Secondo OpenAI, più di 230 milioni di persone si rivolgono ora ai chatbot basati sull’intelligenza artificiale come ChatGPT per ricevere consigli sulla salute. Sebbene questi strumenti promettano un accesso più semplice alla navigazione sanitaria e all’auto-tutela, affidare loro dettagli medici sensibili è una scommessa. Le aziende tecnologiche operano secondo regole diverse rispetto ai fornitori di servizi sanitari e la protezione dei dati è lungi dall’essere garantita. La fretta di integrare l’intelligenza artificiale nell’assistenza sanitaria solleva seri interrogativi sulla privacy degli utenti e sull’affidabilità della consulenza sanitaria automatizzata.
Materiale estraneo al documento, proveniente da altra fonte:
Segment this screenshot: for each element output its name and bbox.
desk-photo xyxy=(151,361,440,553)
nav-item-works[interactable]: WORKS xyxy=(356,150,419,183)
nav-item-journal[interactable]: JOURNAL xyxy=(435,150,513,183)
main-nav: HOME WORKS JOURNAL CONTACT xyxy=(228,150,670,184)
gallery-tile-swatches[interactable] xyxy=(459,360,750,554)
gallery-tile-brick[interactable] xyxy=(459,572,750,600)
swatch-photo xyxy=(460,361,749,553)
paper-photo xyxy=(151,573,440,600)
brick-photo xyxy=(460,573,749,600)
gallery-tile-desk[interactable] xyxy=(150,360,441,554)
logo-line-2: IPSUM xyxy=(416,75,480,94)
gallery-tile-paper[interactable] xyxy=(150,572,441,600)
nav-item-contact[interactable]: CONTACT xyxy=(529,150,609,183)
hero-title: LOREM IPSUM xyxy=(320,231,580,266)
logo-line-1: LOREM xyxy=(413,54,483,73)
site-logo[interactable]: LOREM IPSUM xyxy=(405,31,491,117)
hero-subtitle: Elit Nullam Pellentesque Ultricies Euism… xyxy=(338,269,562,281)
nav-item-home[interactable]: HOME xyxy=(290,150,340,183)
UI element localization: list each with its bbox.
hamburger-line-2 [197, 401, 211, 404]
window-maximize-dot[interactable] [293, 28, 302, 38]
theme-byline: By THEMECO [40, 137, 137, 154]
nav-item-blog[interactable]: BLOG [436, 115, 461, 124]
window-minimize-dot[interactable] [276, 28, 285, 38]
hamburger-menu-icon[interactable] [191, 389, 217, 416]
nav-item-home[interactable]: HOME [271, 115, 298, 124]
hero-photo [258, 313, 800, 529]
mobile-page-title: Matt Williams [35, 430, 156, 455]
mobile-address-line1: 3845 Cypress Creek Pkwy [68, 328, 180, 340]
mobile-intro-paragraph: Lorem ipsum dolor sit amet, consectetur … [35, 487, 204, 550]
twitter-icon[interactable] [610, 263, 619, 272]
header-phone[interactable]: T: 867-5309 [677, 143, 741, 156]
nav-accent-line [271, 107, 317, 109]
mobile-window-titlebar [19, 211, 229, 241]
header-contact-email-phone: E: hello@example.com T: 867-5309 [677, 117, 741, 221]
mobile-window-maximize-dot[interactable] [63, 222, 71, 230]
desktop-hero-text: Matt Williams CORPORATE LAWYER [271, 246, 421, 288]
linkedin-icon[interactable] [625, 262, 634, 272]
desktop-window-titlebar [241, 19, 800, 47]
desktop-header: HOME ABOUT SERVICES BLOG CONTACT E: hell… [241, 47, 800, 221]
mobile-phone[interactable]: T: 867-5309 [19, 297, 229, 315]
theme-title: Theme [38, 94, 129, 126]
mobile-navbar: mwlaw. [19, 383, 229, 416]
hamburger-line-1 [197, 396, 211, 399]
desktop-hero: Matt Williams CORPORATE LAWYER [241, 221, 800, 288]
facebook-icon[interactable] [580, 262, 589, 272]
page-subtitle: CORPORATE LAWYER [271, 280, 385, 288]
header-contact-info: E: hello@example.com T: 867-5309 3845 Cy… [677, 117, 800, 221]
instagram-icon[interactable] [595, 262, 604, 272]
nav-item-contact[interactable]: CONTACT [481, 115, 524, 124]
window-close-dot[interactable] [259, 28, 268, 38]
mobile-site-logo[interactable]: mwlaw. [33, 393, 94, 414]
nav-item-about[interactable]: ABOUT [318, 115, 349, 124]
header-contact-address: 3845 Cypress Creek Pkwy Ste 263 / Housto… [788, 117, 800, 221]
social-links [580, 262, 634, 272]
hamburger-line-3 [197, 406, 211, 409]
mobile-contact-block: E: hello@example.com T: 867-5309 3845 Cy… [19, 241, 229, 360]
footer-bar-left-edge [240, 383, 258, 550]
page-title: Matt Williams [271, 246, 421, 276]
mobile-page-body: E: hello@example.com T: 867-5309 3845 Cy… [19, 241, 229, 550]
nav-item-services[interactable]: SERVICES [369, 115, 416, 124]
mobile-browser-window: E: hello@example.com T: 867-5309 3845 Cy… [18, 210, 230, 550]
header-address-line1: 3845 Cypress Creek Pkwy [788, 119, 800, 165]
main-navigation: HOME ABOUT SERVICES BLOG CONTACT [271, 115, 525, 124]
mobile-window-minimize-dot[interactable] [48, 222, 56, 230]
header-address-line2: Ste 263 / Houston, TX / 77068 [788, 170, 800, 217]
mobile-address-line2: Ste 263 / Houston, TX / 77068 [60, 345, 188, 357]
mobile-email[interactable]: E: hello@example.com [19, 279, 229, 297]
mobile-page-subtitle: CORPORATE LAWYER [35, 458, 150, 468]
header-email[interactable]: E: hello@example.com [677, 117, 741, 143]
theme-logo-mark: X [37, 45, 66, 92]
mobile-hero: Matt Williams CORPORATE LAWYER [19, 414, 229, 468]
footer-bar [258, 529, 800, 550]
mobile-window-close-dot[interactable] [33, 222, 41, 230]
L’ascesa dell’intelligenza artificiale nel settore sanitario
Due importanti player, OpenAI e Anthropic, hanno recentemente lanciato prodotti di IA dedicati al settore sanitario. ChatGPT Health di OpenAI e Claude for Healthcare di Anthropic mirano a semplificare le query relative alla salute. Tuttavia, questi strumenti differiscono notevolmente in termini di sicurezza; OpenAI offre una versione consumer insieme a una soluzione aziendale più protetta, ChatGPT for Healthcare, creando confusione tra gli utenti che potrebbero assumere lo stesso livello di protezione. Gemini di Google rimane in gran parte assente da questa spinta, ma il suo modello MedGemma è disponibile per gli sviluppatori.
OpenAI incoraggia attivamente la condivisione di dati sanitari sensibili – cartelle cliniche, risultati di test, dati delle app di Apple Health, Peloton, ecc. – promettendo riservatezza. Tuttavia, i termini del servizio possono cambiare e le tutele legali sono deboli. La mancanza di leggi federali complete sulla privacy rende gli utenti vulnerabili, facendo affidamento sulle promesse dell’azienda piuttosto che su standard applicabili.
L’illusione della sicurezza
Anche con la crittografia e gli impegni dichiarati in materia di privacy, affidare all’IA i dati sanitari è rischioso. Le garanzie di OpenAI sono offuscate dall’esistenza di ChatGPT for Healthcare, un prodotto focalizzato sul business con tutele più forti. I nomi e le date di lancio simili rendono facile confondere la versione consumer con quella più sicura, un errore che molti utenti hanno già commesso.
Inoltre, le aziende possono modificare le proprie politiche di utilizzo dei dati in qualsiasi momento. Come sottolinea la ricercatrice in diritto sanitario digitale Hannah van Kolfschooten, “Dovrai avere fiducia che ChatGPT non [modifichi le sue pratiche sulla privacy].” La conformità HIPAA, anche se dichiarata, non garantisce l’applicazione. Aderire volontariamente agli standard non equivale ad essere vincolati legalmente.
I pericoli della disinformazione
Oltre alla privacy, i chatbot basati sull’intelligenza artificiale possono fornire consigli sanitari imprecisi o pericolosi. Gli esempi includono chatbot che raccomandano il bromuro di sodio al posto del sale o che consigliano erroneamente ai pazienti affetti da cancro di evitare i grassi. OpenAI e Anthropic declinano ogni responsabilità per diagnosi e cure, classificando i propri strumenti come dispositivi non medici per evitare normative più severe.
Questa classificazione è discutibile, dato che gli utenti utilizzano già questi strumenti per il processo decisionale medico. OpenAI evidenzia la salute come un caso d’uso importante, mostrando anche un malato di cancro che ha utilizzato ChatGPT per comprendere la sua diagnosi. I parametri di riferimento dell’azienda suggeriscono che l’intelligenza artificiale può funzionare bene in scenari medici, sollevando interrogativi sulla supervisione normativa.
Una questione di fiducia
La questione centrale è la fiducia. La medicina è fortemente regolamentata per un motivo: gli errori possono essere fatali. Le società di intelligenza artificiale, tuttavia, operano in un ambiente in rapida evoluzione e meno regolamentato. Sebbene l’intelligenza artificiale possa migliorare l’accesso all’assistenza sanitaria, il settore non ha ancora guadagnato lo stesso livello di fiducia dei fornitori di servizi medici tradizionali.
In definitiva, la condivisione dei dati sanitari privati con i chatbot basati sull’intelligenza artificiale è un compromesso tra convenienza e rischio. Fino a quando non saranno introdotte normative più severe e standard di privacy applicabili, gli utenti devono procedere con cautela. Il panorama attuale dà priorità all’innovazione rispetto alla sicurezza, lasciando gli individui a navigare in un futuro complesso e incerto.